Consider a few potential names for such a script:
- index-maintenance
- scrub-indices
- clean-indices
- purge-indices-3months-and-older
I would argue that all bar the last proposed script name is a violation of the law of least astonishment. Why? The name in the first 3 could easily be misinterpreted by someone to do something else. Who’s that someone? Maybe it’s a contractor that comes in when you’re unexpectedly sick for a month. Or maybe it’s a colleague who takes over when you’re away on holidays but you didn’t get a chance to train him or her before you left. Maybe it’s a new person you’re training.
Of course, backup and system administrators should review scripts before they run them, but let’s be honest: it doesn’t always happen. Some people as well will automatically run scripts/etc., with a “-h” option to see what they do (i.e., to get usage information), and if you haven’t programmed that in and your script just starts blowing away old indices, it’s not a good result.
There is little – practically no – cost to using more meaningful script names. Sure, it means that you may have to type a little more, and maybe a few more bytes here and there are used in directory storage within filesystems, but this is so trivial it’s not worth talking about.
The benefits to using better naming structures though are significantly more pronounced – scripts are named by their function, which means a significant reduction in the chances that someone new to your system will accidentally run them when they shouldn’t, or misinterpret what they do.
In backup and in NetWorker, I’d argue that the law of least astonishment should be applied at every level of the system. This means that groups, policies, pools, schedules, etc. – all the configuration resources – should be named appropriately. Another way of considering it is that if you need a comment for every single resource, your system is too complex. Some resources should be completely obvious. Of course, comments are important at times, but that doesn’t mean that every single aspect of the system should be commented.

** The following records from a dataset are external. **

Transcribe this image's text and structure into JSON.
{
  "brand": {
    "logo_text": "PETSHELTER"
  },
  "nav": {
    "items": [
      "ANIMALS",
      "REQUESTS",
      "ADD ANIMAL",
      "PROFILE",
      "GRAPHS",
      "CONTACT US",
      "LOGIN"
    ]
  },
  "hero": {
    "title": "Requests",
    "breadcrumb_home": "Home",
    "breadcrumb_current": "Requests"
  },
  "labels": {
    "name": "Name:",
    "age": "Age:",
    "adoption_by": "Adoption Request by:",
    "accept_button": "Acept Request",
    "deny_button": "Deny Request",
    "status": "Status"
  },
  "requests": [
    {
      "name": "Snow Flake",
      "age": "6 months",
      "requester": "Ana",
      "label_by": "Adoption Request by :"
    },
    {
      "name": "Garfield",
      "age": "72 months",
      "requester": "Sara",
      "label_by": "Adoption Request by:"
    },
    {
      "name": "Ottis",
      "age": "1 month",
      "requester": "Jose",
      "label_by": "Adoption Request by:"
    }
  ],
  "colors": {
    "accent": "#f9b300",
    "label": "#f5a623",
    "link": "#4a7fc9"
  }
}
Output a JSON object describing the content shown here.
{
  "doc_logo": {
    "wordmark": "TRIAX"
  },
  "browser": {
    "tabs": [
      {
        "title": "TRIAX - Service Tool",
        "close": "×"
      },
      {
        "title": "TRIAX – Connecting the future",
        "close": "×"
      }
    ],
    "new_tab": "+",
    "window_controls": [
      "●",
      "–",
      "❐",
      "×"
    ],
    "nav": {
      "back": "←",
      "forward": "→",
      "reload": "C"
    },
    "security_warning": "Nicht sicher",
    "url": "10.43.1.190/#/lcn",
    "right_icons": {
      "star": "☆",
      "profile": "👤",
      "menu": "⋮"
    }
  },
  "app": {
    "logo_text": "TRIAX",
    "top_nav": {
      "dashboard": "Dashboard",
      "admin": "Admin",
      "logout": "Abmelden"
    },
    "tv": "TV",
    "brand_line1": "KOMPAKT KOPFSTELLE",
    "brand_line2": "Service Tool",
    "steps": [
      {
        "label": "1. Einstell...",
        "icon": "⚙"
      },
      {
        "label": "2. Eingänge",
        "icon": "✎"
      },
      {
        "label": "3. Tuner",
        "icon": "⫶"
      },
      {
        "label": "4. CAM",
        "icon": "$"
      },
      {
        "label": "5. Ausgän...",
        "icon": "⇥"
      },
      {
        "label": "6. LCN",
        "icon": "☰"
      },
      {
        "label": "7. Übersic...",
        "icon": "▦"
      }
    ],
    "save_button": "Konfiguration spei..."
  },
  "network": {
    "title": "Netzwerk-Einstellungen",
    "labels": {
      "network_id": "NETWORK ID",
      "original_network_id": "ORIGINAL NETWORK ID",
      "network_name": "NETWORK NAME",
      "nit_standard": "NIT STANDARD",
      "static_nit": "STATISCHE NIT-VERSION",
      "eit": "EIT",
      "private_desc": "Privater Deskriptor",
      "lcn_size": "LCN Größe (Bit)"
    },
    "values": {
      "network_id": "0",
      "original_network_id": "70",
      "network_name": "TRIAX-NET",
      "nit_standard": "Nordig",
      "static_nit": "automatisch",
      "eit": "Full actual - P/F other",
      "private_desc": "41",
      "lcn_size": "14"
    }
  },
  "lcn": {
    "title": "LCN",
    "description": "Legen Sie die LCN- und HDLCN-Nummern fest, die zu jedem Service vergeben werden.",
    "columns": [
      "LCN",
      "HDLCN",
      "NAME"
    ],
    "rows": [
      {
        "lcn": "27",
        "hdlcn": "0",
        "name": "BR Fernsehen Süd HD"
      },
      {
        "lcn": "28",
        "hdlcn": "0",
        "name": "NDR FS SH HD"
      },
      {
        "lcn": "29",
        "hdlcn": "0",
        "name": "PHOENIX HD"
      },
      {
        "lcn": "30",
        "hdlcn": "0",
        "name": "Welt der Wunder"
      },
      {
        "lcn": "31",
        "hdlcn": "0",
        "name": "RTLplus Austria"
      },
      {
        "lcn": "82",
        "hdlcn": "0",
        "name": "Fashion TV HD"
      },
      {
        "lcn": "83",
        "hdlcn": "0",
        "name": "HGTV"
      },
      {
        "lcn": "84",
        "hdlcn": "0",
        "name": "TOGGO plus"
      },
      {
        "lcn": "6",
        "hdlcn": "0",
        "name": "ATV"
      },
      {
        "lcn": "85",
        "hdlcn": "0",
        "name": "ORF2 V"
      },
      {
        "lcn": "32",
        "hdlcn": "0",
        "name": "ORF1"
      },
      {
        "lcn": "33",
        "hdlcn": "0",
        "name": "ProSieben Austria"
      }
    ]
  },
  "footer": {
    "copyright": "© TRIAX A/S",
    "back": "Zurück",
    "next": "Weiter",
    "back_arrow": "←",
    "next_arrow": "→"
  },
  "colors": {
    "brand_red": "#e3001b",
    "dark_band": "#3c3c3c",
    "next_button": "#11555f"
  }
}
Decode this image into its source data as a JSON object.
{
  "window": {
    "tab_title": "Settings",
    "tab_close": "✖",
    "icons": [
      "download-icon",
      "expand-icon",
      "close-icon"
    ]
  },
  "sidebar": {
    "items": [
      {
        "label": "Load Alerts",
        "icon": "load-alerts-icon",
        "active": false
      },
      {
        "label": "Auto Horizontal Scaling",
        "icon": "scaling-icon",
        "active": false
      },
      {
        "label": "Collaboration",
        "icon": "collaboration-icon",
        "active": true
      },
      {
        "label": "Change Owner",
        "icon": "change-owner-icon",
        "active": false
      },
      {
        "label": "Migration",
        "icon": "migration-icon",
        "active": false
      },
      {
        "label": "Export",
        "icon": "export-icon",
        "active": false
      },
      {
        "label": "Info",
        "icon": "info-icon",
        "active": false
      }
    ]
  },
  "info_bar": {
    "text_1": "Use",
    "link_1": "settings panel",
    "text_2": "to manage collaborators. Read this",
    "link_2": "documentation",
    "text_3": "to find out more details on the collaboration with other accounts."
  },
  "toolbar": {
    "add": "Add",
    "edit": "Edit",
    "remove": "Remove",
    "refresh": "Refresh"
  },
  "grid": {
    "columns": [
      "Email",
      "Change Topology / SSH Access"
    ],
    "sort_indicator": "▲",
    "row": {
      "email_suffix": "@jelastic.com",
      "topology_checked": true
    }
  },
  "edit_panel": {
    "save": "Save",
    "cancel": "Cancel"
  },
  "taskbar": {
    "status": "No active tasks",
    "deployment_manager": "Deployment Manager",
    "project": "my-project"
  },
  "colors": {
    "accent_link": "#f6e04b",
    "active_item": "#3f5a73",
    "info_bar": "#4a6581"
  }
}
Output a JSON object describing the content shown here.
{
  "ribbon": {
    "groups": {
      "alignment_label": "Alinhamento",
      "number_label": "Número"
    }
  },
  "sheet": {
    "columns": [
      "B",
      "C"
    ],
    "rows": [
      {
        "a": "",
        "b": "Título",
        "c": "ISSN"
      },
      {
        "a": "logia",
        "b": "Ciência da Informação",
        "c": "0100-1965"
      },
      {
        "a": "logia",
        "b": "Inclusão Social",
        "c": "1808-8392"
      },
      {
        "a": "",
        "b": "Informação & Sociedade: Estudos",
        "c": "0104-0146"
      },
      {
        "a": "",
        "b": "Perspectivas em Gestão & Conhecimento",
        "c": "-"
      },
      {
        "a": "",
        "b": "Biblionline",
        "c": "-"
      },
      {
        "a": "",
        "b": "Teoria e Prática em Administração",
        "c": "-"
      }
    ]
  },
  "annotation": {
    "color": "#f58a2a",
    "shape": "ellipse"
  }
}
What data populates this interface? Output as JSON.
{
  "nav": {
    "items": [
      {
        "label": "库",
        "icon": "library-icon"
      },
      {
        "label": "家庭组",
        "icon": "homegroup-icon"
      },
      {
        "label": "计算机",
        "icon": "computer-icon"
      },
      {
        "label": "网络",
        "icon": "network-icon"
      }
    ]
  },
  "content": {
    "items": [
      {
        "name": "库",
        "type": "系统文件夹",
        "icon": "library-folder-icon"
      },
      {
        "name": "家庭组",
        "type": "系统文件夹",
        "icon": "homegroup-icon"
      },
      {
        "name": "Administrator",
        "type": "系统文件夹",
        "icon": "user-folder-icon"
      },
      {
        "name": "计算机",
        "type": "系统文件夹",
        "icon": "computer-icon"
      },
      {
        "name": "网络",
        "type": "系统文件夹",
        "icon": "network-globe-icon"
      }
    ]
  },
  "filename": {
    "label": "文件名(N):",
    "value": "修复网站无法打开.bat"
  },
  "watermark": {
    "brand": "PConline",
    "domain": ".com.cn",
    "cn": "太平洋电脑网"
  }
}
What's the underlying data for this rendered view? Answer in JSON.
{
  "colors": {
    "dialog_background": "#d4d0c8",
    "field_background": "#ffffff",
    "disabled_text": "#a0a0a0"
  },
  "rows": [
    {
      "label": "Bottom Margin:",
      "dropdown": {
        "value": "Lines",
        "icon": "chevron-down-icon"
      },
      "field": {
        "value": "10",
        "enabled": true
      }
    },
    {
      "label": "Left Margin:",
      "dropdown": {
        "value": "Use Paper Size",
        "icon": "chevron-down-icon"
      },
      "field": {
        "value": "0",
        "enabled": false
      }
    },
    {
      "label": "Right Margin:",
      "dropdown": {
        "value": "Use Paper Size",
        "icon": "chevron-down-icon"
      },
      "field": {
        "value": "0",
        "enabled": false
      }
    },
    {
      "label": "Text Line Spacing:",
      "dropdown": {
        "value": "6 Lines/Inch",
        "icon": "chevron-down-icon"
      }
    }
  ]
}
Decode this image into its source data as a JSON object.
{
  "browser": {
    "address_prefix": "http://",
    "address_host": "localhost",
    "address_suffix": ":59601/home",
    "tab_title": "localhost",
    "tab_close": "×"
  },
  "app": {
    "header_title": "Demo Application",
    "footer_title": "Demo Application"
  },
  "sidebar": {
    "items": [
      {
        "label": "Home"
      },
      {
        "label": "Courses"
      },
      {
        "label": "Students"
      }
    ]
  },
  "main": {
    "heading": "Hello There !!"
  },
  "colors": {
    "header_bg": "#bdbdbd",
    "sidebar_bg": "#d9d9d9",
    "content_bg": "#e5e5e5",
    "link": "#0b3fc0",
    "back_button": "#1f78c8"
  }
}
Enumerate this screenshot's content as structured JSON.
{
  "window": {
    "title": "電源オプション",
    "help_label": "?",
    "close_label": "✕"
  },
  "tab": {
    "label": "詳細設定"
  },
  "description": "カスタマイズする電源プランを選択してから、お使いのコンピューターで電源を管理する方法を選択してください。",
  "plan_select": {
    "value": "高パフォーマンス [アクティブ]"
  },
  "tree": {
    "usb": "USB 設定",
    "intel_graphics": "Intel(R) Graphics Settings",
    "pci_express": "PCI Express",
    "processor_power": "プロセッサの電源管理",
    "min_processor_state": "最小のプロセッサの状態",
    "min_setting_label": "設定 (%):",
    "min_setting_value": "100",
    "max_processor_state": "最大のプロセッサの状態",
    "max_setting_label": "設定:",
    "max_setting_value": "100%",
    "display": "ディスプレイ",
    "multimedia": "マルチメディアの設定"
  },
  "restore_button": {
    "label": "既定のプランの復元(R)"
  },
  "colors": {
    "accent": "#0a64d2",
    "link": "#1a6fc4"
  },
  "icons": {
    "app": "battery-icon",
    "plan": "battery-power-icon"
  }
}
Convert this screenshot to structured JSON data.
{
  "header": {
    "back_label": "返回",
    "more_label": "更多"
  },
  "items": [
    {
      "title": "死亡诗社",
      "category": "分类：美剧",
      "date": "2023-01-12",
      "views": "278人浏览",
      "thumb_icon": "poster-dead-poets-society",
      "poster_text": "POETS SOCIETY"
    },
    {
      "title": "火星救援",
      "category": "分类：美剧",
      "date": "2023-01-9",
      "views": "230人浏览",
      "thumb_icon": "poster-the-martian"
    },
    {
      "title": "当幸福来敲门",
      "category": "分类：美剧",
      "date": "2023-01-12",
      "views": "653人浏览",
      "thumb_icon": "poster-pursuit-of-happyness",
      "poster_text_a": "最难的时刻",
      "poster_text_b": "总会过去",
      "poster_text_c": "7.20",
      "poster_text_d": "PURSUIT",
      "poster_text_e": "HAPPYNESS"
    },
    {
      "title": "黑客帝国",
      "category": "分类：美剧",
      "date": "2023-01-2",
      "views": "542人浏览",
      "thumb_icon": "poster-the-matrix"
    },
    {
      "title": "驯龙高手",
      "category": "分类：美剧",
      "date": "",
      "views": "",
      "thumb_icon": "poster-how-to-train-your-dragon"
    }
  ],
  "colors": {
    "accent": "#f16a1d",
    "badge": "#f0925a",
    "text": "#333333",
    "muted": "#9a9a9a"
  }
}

It also means when you’re documenting the system, or talking about the system, you should use the local nomenclature. I really dislike the complexity of the terms “cumulative incremental” and “differential incremental” in NetBackup, but when I’m talking NetBackup with people, I recognise that referring to them as “differentials” and “incrementals” respectively will just muddy the discussion. So I adjust to suit their nomenclature. Failing to follow the local nomenclature for a system just introduces more confusion, makes mistakes more likely. In terms of documentation, it means clearly following the local terms. If you can’t always follow those terms, it means you have to establish the exceptions from the outset, and periodically remind of them, so that chances of confusion are minimised. Preferably it should be avoided, but when it can’t be, it must be accounted for.
Within backup and system administration, one could argue that the primary purpose of the law of least astonishment is to eliminate, or at least substantially reduce, the risk of human errors. When people are confronted with one choice that’s clearly elucidated, they’re unlikely to choose the wrong thing. When they’ve got multiple choices, and they’re all clear as mud, the chances of them making the wrong choices or doing something that leads to error just keeps on ramping up with each fork.